I have always imagined people like candles-always burning, forever destined to be extinguished. I know that to think about people that way is rather sad and I won’t disagree. However, looking away from the truth is a much worse alternative. At an early stage my parents and society, in general, taught me how to stay safe, and how to stay away from danger: eat green foods, wear a life jacket, wear seat belts, wear helmets, and all the rest. I was taught to stay indoors in bad weather. I was taught to keep my head down against older people and authority. In a nutshell, I was taught to keep my light low to preserve the life of my candle.
My mom and I had a similar interest in movies. I was so young back then when I started watching movies “The Patriot,” “El Cid,” “Blood Diamond,” and all the other classics. Mom would borrow two pairs of CDs every week. The first half would be cartoons and other child-friendly movies. The other half would be movies geared towards more mature audiences. I’d watched them all. I struggled to understand the mature content for a few years. However, I wasn’t discouraged. I remember growing up thinking, “how do these characters lead their lives full of adventure?” and “why was my life so regular?”
One day my father came home with a yellow BMX bicycle. I liked bikes. I remember my brother and I was very excited to ride it. The problem was I’ve never driven one. I have ridden in one a few times before, but I was never the driver. I needed to learn; however, my parents only allowed us to use it on weekends with their presence. They would lock the bicycle, and we had to ask permission first before we can take it out.
Determined to learn, I hacked the three code password of the lock. I got access to the bicycle whenever my parents were away. Every day is practice day. I got bruises and cuts, but I never told anyone. I learned to ride in about three weeks. It was one of the few gems in my life that I cherished.

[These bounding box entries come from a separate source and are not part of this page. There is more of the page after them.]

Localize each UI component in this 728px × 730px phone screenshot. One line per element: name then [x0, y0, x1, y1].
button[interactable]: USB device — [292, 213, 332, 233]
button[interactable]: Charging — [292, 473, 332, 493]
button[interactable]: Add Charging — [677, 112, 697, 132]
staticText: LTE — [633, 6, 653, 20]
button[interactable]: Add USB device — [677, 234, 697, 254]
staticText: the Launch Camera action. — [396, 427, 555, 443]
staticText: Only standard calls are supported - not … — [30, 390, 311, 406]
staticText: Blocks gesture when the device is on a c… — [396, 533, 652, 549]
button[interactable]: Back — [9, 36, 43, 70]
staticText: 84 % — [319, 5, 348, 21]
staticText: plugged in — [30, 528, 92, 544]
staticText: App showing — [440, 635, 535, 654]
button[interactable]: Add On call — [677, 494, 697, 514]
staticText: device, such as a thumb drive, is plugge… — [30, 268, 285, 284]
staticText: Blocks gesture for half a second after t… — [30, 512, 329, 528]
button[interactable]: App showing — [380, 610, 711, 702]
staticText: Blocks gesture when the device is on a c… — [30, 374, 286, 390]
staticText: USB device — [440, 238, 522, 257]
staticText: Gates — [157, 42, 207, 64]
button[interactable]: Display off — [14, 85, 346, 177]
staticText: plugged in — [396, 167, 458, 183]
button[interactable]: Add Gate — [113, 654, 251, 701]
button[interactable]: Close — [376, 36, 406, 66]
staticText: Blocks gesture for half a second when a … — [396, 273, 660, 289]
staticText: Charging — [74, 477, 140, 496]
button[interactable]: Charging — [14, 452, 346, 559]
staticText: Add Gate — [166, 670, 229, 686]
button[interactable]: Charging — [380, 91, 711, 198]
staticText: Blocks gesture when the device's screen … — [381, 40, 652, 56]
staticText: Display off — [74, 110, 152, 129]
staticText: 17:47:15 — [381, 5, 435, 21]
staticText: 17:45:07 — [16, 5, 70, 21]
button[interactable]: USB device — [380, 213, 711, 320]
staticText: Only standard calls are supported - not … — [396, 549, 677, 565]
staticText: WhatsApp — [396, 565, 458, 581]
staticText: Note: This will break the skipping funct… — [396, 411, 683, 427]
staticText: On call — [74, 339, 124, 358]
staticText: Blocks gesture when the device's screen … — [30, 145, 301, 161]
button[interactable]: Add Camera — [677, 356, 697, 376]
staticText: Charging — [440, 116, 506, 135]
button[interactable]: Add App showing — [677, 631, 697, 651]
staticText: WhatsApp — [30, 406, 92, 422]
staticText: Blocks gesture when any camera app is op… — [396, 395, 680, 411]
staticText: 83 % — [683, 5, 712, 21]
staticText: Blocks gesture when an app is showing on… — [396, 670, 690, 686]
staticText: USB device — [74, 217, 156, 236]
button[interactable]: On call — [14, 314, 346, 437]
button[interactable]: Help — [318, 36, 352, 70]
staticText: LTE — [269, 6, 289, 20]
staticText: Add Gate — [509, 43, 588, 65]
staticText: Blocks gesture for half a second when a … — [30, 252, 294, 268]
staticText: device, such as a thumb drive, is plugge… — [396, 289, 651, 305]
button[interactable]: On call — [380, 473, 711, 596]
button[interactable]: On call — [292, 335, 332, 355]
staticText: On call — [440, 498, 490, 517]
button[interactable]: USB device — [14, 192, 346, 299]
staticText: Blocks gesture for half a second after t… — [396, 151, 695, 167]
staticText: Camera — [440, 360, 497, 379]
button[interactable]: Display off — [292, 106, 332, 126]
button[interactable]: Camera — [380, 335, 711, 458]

I realized later on that it was through taking risks and breaking a few rules that you can lead a full life. It was this straightforward principle that the most exceptional people of ages became what they are. They took risks and break a few rules to get there. Shining a brighter light, the best of us lit up more room and discovered the world around. They risked, and it was worth it. Most of us would gladly embrace safety and comfort versus seeing the world and making a difference. If I have a choice to live to two-hundred but see nothing of the world and make no difference, or to live to sixty years to see the world and be the best that I can be, the choice would be the latter. The price of safety is freedom.
The price of safety is freedom.
I was wrong to think that the true worth of a candle is measured by how long it can hold the flame. The real value of a candle is how much room it can light up. We should not be afraid to let our fire go a little brighter. Take risks, and I am sure that it will be worth it. Would you rather be safe or free?